I'm a Computer Science student with a focus in Artificial Intelligence at Oregon State University. Originally I'm from Lebanon, I grew up in Saudi Arabia, and I currently live in the US. As someone with a deep love for computers, I constantly explore beyond writing code and like to delve into every aspect of the field of technology. This includes, but is not limited to: developing proficiency with the shell/command line; daily driving Linux and familiarizing myself with Unix environments; as well as setting up Linux servers for remote development and training neural networks. I'm always eager to pick up new skills when it comes to areas I don't know, thanks to my burning curiosity, inquisitive nature, and understanding that there is always more to learn. During a software engineering class, a partner and I led a semester long project managed by SCRUM. We used task management systems like Jira and practiced clear, consistent communication. In addition, I can speak, read, and write in both English and Arabic, and am currently learning French. The combination of both my technical and interpersonal skills allows me to be a valuable asset to any team.

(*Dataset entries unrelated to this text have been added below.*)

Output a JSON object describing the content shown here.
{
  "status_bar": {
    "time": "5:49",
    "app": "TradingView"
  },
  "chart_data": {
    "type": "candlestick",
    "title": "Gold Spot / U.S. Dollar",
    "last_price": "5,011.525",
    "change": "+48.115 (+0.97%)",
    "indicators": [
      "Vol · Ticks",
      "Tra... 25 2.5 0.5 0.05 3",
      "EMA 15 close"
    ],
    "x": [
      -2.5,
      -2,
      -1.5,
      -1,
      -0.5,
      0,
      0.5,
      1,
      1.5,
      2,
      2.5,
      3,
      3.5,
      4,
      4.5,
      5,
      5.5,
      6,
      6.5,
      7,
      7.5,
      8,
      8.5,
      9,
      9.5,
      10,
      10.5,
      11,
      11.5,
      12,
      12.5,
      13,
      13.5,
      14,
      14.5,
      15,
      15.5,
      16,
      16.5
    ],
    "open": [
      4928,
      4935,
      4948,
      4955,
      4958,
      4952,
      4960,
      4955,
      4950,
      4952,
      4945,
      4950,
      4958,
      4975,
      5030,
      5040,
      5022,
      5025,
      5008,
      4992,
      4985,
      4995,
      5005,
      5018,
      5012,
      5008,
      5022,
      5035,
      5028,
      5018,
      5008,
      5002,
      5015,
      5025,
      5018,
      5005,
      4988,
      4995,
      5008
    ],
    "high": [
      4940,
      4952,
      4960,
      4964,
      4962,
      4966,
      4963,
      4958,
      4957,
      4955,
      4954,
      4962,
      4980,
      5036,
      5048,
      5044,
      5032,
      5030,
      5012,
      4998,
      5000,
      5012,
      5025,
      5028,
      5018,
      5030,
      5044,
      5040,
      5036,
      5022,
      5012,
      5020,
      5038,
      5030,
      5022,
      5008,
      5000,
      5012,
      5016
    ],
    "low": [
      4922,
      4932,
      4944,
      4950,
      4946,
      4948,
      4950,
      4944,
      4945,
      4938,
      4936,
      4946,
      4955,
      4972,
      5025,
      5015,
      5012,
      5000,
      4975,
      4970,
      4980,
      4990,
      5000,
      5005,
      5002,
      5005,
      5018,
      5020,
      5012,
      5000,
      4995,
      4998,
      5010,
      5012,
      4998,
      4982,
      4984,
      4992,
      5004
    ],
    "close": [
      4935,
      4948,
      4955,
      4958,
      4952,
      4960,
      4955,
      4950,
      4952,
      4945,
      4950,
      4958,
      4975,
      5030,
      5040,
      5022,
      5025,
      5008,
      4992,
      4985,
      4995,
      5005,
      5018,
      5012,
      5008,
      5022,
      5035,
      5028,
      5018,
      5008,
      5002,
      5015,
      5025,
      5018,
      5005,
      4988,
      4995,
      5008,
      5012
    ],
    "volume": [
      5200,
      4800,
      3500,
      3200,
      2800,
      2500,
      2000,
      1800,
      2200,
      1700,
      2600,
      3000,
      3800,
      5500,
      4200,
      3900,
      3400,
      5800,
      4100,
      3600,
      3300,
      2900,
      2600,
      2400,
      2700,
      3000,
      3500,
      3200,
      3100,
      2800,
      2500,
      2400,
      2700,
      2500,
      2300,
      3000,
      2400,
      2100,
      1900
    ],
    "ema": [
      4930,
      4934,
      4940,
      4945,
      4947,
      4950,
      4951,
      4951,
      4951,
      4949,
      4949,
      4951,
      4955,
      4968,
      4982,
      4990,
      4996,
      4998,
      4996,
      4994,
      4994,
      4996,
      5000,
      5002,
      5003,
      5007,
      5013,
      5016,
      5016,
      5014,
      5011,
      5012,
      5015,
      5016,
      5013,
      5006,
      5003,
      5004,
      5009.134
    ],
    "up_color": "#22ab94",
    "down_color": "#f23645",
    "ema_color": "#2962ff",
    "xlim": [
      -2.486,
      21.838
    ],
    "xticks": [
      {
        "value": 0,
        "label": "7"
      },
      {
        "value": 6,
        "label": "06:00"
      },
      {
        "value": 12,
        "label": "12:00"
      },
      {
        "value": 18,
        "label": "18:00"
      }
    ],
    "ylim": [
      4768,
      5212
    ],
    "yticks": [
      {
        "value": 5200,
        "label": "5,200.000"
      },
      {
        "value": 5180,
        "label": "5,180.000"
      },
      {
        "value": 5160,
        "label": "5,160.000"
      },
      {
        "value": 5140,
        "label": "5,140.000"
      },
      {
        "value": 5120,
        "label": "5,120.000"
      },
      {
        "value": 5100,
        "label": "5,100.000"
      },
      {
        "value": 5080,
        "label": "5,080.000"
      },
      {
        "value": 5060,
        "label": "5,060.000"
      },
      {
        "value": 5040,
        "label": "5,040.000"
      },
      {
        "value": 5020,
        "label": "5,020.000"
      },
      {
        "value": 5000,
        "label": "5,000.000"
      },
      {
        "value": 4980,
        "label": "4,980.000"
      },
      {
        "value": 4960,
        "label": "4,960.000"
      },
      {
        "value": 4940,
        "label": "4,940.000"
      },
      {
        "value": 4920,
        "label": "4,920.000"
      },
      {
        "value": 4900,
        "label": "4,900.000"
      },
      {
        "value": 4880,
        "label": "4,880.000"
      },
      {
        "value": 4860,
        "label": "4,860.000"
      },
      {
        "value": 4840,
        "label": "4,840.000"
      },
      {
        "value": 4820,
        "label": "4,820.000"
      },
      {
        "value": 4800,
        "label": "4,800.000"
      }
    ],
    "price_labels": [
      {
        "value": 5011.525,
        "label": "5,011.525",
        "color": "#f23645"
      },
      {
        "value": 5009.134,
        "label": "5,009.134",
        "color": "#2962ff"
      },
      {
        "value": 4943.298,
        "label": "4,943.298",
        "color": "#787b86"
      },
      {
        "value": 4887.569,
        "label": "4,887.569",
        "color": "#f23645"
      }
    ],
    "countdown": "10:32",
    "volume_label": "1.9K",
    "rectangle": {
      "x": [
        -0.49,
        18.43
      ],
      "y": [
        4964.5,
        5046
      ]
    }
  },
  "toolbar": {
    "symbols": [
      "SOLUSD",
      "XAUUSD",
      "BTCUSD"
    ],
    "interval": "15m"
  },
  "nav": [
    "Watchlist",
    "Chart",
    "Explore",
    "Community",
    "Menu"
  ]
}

I first recreated the classic game of Minesweeper in Python with an intuitive GUI. Then I developed a bot that is able to traverse the Minesweeper board and effectively emulate human gameplay, which can solve 100% of deterministically solvable boards!
the color represents the bot's moves
Pathfinding-Visualizer is an interactive GUI where users can draw a traversable map by placing barriers, a start node, and a target node, then visualize one of the following well known pathfinding algorithms: breadth first search, depth first search, Dijkstra's, or A*.
This is my first Neural Network I've ever built! It can classify drawings of basic shapes (e.g. triangles and squares) using a Convolutional Neural Network. It achieved a noteworthy accuracy of 98.6% on the test set!
Spotify QuickSaver runs on a Raspberry Pi and uses the Spotify API to enhance the listening experience. With a simple button press, users can save the currently playing song without needing to open Spotify, reducing interruptions and helping them stay focused on their work.
A simple Movie recommender system that uses content based filtering and Word2Vec models to recommend similar movies based on title, genre, and user applied tags.
SpotifyTrees is a Python tool leveraging the Spotify API that organizes my Spotify playlists hierarchically based on sub-genres. It automatically distributes songs in sub-genre playlists up through its parent playlists on a daily Cron job. I have it managing over 3,000 songs across a tree of about 80 playlists!